La estupidez que alimenta la paradoja en la que convertimos nuestras vidas, se muestra en todo su mezquino esplendor cuando, entre sorprendido y resignados, comprobamos que cuanto mayor es la dificultad en conseguirlo, mayor es la intensidad con la que el deseo nos esclaviza: lo sencillo parece no tener atractivo, pero no es el caso de la noble actitud de quien se muestra dispuesto a vencer las dificultades que se le presentan parar alcanzar lo que se propone, sino porque opinan -no se puede decir que piensen- que lo que está a la mano, aquello con lo que ya contamos, las personas que están y nos quieren, que el sólo hecho de vivir, sea suficiente; aspiran a lo que les falta, siempre a lo que creen que falta: si es un coche, otro mejor; si una casa, otra más grande; si voy a un hotel de cuatro estrellas, quiero uno de cinco; si puedo ir de vacaciones a Portugal, querría ir a Singapur, si veo, oigo, huelo, gusto y siento, si puedo caminar y valerme, si estoy sano, si estoy vivo … no le echo cuenta.

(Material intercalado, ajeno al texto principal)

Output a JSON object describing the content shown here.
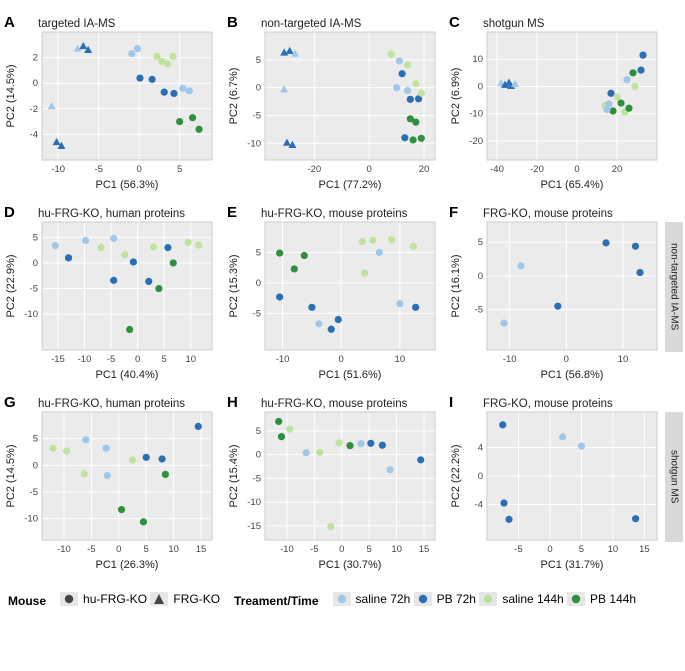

La falta de costumbre, el embotamiento mental, la torpeza, el consumismo desenfrenado, la falta de sensatez o la estupidez o la ignorancia, son los responsables de que pensar sea extraordinario… por lo escaso y poco común. Sin poner la mente a trabajar, nada que sea consecuencia de la reflexión razonada y lógica podemos esperar que ocurra.

A nuestras vidas las mueve el deseo. Desear es la máquina que nos agita y espolea, sea en la dirección correcta o equivocada; es lo que nos impulsa al esfuerzo, sea proporcionado, razonable y adecuado, o no; es lo que nos incita a ir tras lo que creemos va a hacernos felices; lo que nos empuja, con fuerza desmedida a veces, o arrastra, con violencia descontrolada otras.

Para controlar, modelar o vencer al deseo son imprescindibles inteligencia, voluntad y un poco de sabiduría, cualidades que brillan por su vergonzosa y bochornosa ausencia, las tres. De modo y manera que el deseo, por negligencia o estupidez, por pereza o avaricia, por comodidad, estupidez o vanidad, impone la Ley de su jungla y somete a todos los que, por alguna de las razones recién mencionadas, no puede o no quieren domeñarlo. El deseo se convierte en frustración, ésta en desespero, llega luego la obsesión, la sensación de fracaso, la inasumible aceptación de la impotencia, la desgracia y el fin.